Menos do que um ato de filantropia, a idéia de construir o cemitério já se revelava uma astuta visão comercial. Um dos sócios da empresa, Caetano Silvestre da Silva, acenava com possibilidades de lucros inescapáveis de acordo com a pesquisa feita pelo historiador João José Reis, no livro A Morte é uma Festa: “O dr. Caetano Silvestre da Silva, em 1836, era juiz de Direito da 1ª Vara Cível e cuidava dos bens de pessoas mortas sem testamento e/ou sem herdeiros e julgava as disputas sobre partilha de heranças.
Com acesso privilegiado a dezenas de inventários, ele certamente pôde transmitir a seus sócios as informações exatas sobre o potencial lucrativo de uma empresa funerária na Salvador de 1836”.Quinze dias depois da lei provincial, o contrato de concessão entre o Governo Provincial e a empresa estava assinado.

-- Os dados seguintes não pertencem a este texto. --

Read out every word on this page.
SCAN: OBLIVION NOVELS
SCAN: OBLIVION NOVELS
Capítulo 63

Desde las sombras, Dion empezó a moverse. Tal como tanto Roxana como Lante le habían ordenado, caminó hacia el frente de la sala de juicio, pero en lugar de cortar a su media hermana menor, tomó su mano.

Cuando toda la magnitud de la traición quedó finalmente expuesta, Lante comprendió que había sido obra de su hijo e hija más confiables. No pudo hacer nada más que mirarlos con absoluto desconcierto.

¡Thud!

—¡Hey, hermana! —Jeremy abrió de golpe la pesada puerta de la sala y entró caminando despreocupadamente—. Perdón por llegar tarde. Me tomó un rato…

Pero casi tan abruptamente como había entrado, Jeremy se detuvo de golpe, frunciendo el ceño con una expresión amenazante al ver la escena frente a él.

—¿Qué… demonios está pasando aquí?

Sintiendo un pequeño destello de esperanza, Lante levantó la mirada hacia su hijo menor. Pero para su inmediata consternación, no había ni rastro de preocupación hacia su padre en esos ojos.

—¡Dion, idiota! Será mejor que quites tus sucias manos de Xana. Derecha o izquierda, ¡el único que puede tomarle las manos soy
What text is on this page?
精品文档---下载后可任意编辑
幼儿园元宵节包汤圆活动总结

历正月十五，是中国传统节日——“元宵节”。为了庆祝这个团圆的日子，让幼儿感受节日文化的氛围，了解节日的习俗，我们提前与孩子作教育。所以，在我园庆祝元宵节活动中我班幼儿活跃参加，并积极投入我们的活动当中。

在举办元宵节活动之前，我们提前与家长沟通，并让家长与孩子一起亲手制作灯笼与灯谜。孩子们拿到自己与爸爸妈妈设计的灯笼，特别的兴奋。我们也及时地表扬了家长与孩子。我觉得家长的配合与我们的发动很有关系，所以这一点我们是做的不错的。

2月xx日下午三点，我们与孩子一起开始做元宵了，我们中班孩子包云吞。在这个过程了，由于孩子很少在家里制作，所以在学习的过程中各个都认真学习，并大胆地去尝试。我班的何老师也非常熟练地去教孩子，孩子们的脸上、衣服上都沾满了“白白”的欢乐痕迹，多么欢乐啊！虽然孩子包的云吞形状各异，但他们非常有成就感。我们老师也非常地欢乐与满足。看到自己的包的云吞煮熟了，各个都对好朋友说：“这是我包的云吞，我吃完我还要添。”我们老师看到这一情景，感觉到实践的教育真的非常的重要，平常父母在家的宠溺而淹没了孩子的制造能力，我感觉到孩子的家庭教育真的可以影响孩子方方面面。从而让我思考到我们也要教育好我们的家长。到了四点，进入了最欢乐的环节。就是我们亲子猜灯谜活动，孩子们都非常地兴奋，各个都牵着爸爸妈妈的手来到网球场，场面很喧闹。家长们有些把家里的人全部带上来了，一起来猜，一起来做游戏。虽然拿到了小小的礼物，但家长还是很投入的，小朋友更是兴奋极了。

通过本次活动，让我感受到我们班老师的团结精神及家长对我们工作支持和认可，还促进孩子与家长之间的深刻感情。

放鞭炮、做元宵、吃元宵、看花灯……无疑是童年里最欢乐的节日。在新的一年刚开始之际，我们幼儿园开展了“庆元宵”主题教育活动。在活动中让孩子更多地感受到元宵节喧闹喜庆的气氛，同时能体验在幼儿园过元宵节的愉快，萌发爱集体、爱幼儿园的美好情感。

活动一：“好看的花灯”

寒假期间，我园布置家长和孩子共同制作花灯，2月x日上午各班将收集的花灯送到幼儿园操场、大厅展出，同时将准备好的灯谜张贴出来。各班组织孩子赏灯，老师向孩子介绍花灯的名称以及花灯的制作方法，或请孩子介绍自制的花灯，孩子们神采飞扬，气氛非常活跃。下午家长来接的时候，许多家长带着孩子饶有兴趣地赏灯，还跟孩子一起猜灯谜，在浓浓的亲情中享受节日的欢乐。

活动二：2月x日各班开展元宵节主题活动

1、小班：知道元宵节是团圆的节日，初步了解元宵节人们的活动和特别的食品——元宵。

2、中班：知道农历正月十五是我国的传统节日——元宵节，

A construção foi iniciada imediatamente como uma forma de sufocar a oposição ao privilégio de exploração exclusiva. A idéia era concluir a obra em um ano, com uma capela central, túmulos e jazigos para famílias de posses, além de covas rasas para os pobres. Como contrapartida, os empresários exigiram que o governo impusesse uma multa de 100 mil réis para quem fizesse sepultamentos em conventos, mosteiros ou confrarias.
Os representantes de irmandades e paróquias foram justamente os primeiros a se pronunciarem contra a concessão. Um abaixo-assinado foi encaminhado ao presidente da província, Francisco de Sousa Paraíso, exigindo a revogação da lei 17. O principal argumento era ter vencido o prazo de um ano, já que era outubro de 1836.
Detalhe da Porta de Bronze:
O mausoléo da Família Odebrecht é todo em concreto armado, revestido de Hera, com porta de bronze entalhada pelo artistica plastico Carybé. O Projeto geral é da arquiteta Lina Bo Bardi e foi feito em 1955. Em cima do caixote fica um jardim, símbolo do paraíso celestial, ao qual só se tem acesso por uma porta e escada muito estreitas, que lembram as dificuldades e empecilhos que precisam ser vencidos para o alcançar.
Onde fica: O Cemitério fica no Bairro da Federação;
na Rua: Caetano Moura, s/n_Alto das Pombas.